Langkah ini dilihat sebagai kebijakan jangka pendek yang berfokus pada stabilitas sosial di tengah ancaman resesi dan gelombang Pemutusan Hubungan Kerja (PHK) yang membayangi.
Akademisi dari Universitas Gadjah Mada (UGM), Dr. Hempri Suyatna, menilai kebijakan non-kenaikan cukai ini sebagai upaya untuk meminimalkan dampak sosial yang lebih luas.
Kebijakan ini diambil untuk meminimalkan dampak sosial yang lebih luas. Kita bisa amati, saat ini cukup banyak industri padat karya yang gulung tikar.
Oleh karena itu, dalam jangka pendek, kebijakan tersebut mungkin dimaksudkan untuk meminimalkan dampak sosial yang lebih luas, khususnya pengangguran,” jelas Dr. Hempri, Senin (17/11).
Penilaian ini menggarisbawahi kondisi industri domestik yang lesu, di mana sektor padat karya rokok dianggap sebagai salah satu penyangga tenaga kerja.
Namun, Dr. Hempri dengan tegas mengingatkan bahwa fokus ekonomi jangka pendek tidak boleh mengorbankan dimensi kesehatan publik. Ia mendesak agar edukasi dan kampanye tentang bahaya merokok terus digalakkan.
“Tujuan jangka panjang pengendalian konsumsi [rokok] harus tetap tercapai,” tegasnya, menggarisbawahi pentingnya keseimbangan antara aspek fiskal dan kesehatan.
Salah satu argumen utama penolakan kenaikan cukai adalah kekhawatiran meningkatnya peredaran rokok ilegal yang merugikan negara hingga triliunan rupiah. Menanggapi hal ini, Dr. Hempri memberikan pandangan yang lebih komprehensif.
“Saya kira merebaknya rokok ilegal tidak semata-mata disebabkan oleh kenaikan cukai legal,” ujarnya.
Menurutnya, faktor yang lebih dominan adalah lemahnya pengawasan dan koordinasi antar lembaga.
Ia menyoroti perlunya penegakan hukum yang komprehensif, melibatkan Bea dan Cukai, kepolisian, lembaga peradilan, hingga lembaga kesehatan, untuk memutus mata rantai peredaran gelap.

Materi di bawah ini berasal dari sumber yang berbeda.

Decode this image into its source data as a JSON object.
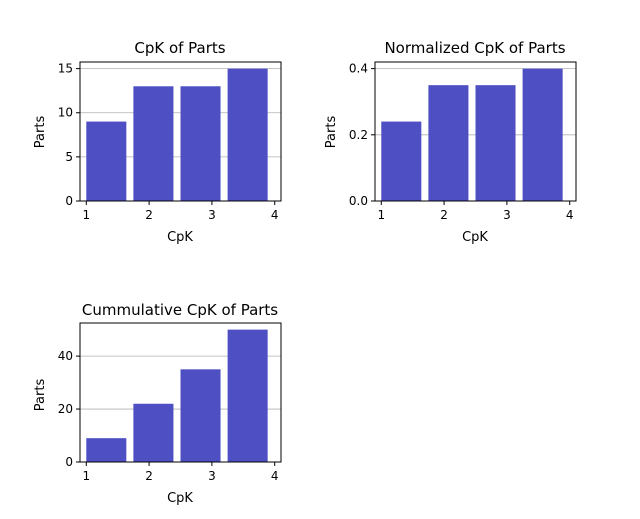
{
  "colors": {
    "bar": "#4f4fc4",
    "grid": "#b0b0b0",
    "axis": "#000000"
  },
  "chart_data": [
    {
      "type": "bar",
      "title": "CpK of Parts",
      "xlabel": "CpK",
      "ylabel": "Parts",
      "xlim": [
        0.9,
        4.1
      ],
      "ylim": [
        0,
        15.75
      ],
      "x": [
        1,
        1.75,
        2.5,
        3.25
      ],
      "bar_width": 0.6375,
      "values": [
        9,
        13,
        13,
        15
      ],
      "xticks": [
        1,
        2,
        3,
        4
      ],
      "yticks": [
        0,
        5,
        10,
        15
      ],
      "ytick_labels": [
        "0",
        "5",
        "10",
        "15"
      ],
      "grid": "y"
    },
    {
      "type": "bar",
      "title": "Normalized CpK of Parts",
      "xlabel": "CpK",
      "ylabel": "Parts",
      "xlim": [
        0.9,
        4.1
      ],
      "ylim": [
        0,
        0.42
      ],
      "x": [
        1,
        1.75,
        2.5,
        3.25
      ],
      "bar_width": 0.6375,
      "values": [
        0.24,
        0.35,
        0.35,
        0.4
      ],
      "xticks": [
        1,
        2,
        3,
        4
      ],
      "yticks": [
        0,
        0.2,
        0.4
      ],
      "ytick_labels": [
        "0.0",
        "0.2",
        "0.4"
      ],
      "grid": "y"
    },
    {
      "type": "bar",
      "title": "Cummulative CpK of Parts",
      "xlabel": "CpK",
      "ylabel": "Parts",
      "xlim": [
        0.9,
        4.1
      ],
      "ylim": [
        0,
        52.5
      ],
      "x": [
        1,
        1.75,
        2.5,
        3.25
      ],
      "bar_width": 0.6375,
      "values": [
        9,
        22,
        35,
        50
      ],
      "xticks": [
        1,
        2,
        3,
        4
      ],
      "yticks": [
        0,
        20,
        40
      ],
      "ytick_labels": [
        "0",
        "20",
        "40"
      ],
      "grid": "y"
    }
  ]
}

Dr. Hempri juga menyinggung isu kesejahteraan petani tembakau dan buruh rokok, yang nasibnya kerap dijadikan alasan utama penolakan cukai.

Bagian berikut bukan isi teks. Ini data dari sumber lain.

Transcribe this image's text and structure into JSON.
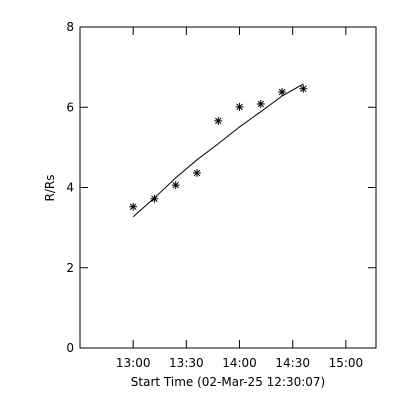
{
  "chart_data": {
    "type": "scatter",
    "xlabel": "Start Time (02-Mar-25 12:30:07)",
    "ylabel": "R/Rs",
    "x": [
      780,
      792,
      804,
      816,
      828,
      840,
      852,
      864,
      876
    ],
    "series": [
      {
        "type": "scatter",
        "color": "#000000",
        "values": [
          3.52,
          3.72,
          4.06,
          4.36,
          5.66,
          6.01,
          6.08,
          6.38,
          6.46
        ]
      },
      {
        "type": "line",
        "color": "#000000",
        "values": [
          3.27,
          3.74,
          4.24,
          4.69,
          5.09,
          5.51,
          5.89,
          6.28,
          6.58
        ]
      }
    ],
    "xlim": [
      750,
      917
    ],
    "ylim": [
      0,
      8
    ],
    "xticks": [
      {
        "value": 780,
        "label": "13:00"
      },
      {
        "value": 810,
        "label": "13:30"
      },
      {
        "value": 840,
        "label": "14:00"
      },
      {
        "value": 870,
        "label": "14:30"
      },
      {
        "value": 900,
        "label": "15:00"
      }
    ],
    "yticks": [
      0,
      2,
      4,
      6,
      8
    ]
  }
}
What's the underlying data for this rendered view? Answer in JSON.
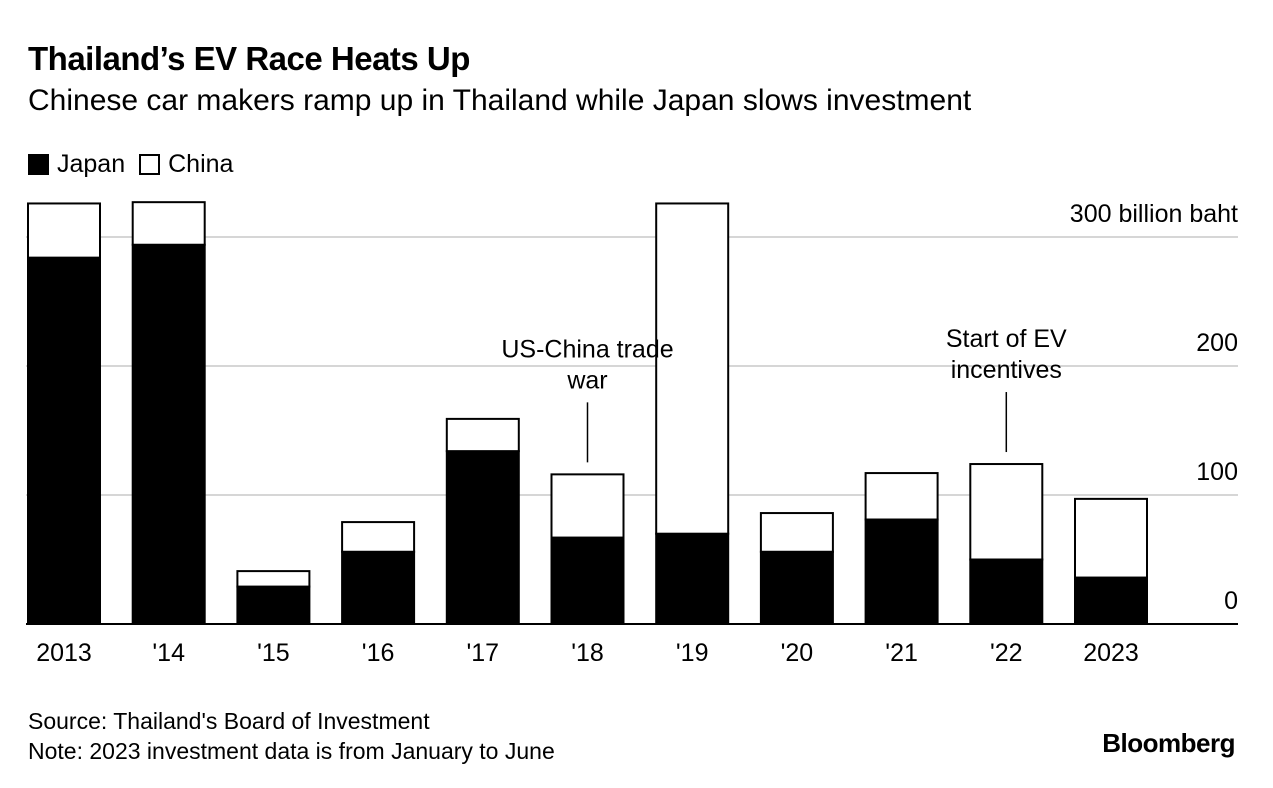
{
  "chart_data": {
    "type": "bar",
    "stacked": true,
    "title": "Thailand’s EV Race Heats Up",
    "subtitle": "Chinese car makers ramp up in Thailand while Japan slows investment",
    "categories": [
      "2013",
      "'14",
      "'15",
      "'16",
      "'17",
      "'18",
      "'19",
      "'20",
      "'21",
      "'22",
      "2023"
    ],
    "series": [
      {
        "name": "Japan",
        "color": "#000000",
        "values": [
          284,
          294,
          29,
          56,
          134,
          67,
          70,
          56,
          81,
          50,
          36
        ]
      },
      {
        "name": "China",
        "color": "#ffffff",
        "values": [
          42,
          33,
          12,
          23,
          25,
          49,
          256,
          30,
          36,
          74,
          61
        ]
      }
    ],
    "ylim": [
      0,
      300
    ],
    "yticks": [
      {
        "value": 300,
        "label": "300 billion baht"
      },
      {
        "value": 200,
        "label": "200"
      },
      {
        "value": 100,
        "label": "100"
      },
      {
        "value": 0,
        "label": "0"
      }
    ],
    "legend_position": "top-left",
    "annotations": [
      {
        "category_index": 5,
        "lines": [
          "US-China trade",
          "war"
        ]
      },
      {
        "category_index": 9,
        "lines": [
          "Start of EV",
          "incentives"
        ]
      }
    ]
  },
  "legend": {
    "japan": "Japan",
    "china": "China"
  },
  "footer": {
    "source": "Source: Thailand's Board of Investment",
    "note": "Note: 2023 investment data is from January to June"
  },
  "brand": "Bloomberg"
}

Ia mengungkapkan fakta pahit bahwa kesejahteraan riil petani tembakau tidak sebanding dengan kontribusi besar mereka terhadap penerimaan negara.
Yang lebih dalam, hasil penelitian mahasiswanya pada 2023 menunjukkan kuatnya nilai budaya terhadap tembakau yang dianggap sebagai ‘emas hijau’ oleh masyarakat.

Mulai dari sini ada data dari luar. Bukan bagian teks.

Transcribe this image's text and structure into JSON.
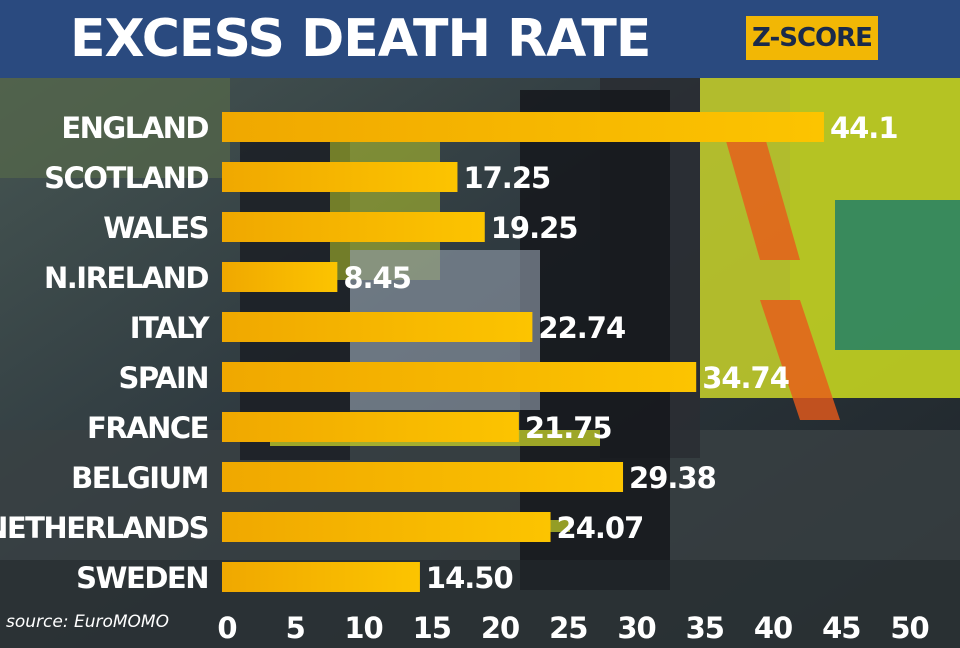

“Meski dalam kondisi ekonomi yang tidak menguntungkan, para petani tetap setia menanam tembakau karena dianggap sebagai berkah,” tuturnya.
Faktor budaya yang mengakar kuat ini, ditambah minimnya pendampingan pemerintah, membuat program alih profesi bagi buruh rokok berjalan lambat. Oleh karena itu, Dr. Hempri mendorong pemerintah untuk tidak hanya melihat isu cukai dari aspek ekonomi.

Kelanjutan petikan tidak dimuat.